Many of the opponents of Darwin's theory were respected men of science: Owen was one of the most influential British biologists of his generation; Adam Sedgwick was a leading geologist; Wilberforce was a Fellow of the Royal Society (though at that time about half of the Fellows were well-placed amateurs). While Darwin himself was a gentleman scholar of independent financial means, key disciples like Huxley and Hooker were professionals, and they concentrated on the advance of scientific knowledge, and were determined not to be baulked by religious authority. Their kind of science was to grow and flourish, and ultimately to become autonomous from religious tradition.
The debate has been called "one of the great stories of the history of science" and it is often regarded as a key moment in the acceptance of evolution. However, at the time it received only a few passing references in newspapers, and Brooke argues that "the event almost completely disappeared from public awareness until it was resurrected in the 1890s as an appropriate tribute to a recently deceased hero of scientific education". Note also that the contemporary accounts of the participants were largely replaced by a somewhat embellished version (see the much later insertion of Huxley's remark to Brodie, for example). The great popularity of the anecdote in the 20th century was largely due to shifting attitudes towards evolution and anachronistic re-interpretation of the actual events.

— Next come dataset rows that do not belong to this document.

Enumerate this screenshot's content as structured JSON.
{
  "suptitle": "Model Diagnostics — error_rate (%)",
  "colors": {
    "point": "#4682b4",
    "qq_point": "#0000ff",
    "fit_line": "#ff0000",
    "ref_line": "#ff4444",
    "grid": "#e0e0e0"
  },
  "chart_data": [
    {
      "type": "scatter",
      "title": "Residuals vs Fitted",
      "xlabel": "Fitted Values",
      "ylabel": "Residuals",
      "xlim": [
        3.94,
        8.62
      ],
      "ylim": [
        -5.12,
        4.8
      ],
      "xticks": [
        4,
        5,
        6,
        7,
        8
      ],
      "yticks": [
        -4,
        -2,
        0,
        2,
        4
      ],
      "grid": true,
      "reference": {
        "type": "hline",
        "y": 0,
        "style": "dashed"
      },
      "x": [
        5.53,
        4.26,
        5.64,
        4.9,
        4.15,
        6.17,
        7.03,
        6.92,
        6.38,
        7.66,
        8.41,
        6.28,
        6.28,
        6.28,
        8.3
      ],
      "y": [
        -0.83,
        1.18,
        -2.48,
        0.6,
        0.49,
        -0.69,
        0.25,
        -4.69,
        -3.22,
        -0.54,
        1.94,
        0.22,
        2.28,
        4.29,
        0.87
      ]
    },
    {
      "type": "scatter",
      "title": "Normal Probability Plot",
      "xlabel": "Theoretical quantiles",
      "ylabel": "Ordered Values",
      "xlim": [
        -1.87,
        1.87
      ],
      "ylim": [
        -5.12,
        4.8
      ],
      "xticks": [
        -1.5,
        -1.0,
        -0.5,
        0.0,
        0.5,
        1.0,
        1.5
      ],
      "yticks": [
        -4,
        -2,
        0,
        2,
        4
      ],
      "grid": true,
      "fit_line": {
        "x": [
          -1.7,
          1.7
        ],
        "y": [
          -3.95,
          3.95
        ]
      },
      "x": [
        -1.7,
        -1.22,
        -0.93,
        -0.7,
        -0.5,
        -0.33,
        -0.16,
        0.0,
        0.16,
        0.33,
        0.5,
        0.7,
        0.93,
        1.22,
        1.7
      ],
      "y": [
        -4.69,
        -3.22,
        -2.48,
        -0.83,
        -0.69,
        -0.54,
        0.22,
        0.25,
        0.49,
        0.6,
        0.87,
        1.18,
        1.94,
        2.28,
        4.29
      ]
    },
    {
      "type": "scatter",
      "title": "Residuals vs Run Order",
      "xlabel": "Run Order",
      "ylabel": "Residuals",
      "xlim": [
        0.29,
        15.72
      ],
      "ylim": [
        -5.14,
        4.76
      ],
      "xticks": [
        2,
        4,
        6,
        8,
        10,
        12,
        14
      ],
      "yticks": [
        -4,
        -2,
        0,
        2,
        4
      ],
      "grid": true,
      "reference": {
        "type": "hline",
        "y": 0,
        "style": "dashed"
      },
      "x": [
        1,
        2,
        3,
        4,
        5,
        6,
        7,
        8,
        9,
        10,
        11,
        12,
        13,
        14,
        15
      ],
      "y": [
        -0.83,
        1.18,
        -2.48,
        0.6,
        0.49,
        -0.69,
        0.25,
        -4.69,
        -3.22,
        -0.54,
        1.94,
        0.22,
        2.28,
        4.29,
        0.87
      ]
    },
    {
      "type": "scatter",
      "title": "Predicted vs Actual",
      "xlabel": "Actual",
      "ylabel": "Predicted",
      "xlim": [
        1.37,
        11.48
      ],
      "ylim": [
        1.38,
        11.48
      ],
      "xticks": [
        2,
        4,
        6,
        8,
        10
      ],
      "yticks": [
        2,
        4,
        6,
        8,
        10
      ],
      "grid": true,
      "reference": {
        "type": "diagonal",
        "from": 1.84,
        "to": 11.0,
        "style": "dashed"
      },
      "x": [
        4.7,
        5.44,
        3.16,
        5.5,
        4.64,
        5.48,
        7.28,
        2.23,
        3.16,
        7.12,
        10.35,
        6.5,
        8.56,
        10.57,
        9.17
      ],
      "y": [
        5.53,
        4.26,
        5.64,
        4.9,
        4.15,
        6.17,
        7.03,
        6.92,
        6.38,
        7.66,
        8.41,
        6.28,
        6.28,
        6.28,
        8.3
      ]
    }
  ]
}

The debate marked the beginning of a bitter three-year dispute between Owen and Huxley over human origins, satirised by Charles Kingsley as the "Great Hippocampus Question", which concluded with the defeat of Owen and his backers. The debate was the inspiration for, and is referenced in, the play Darwin in Malibu by Crispin Whittell. A commemorative pillar marks the 150th anniversary of the event.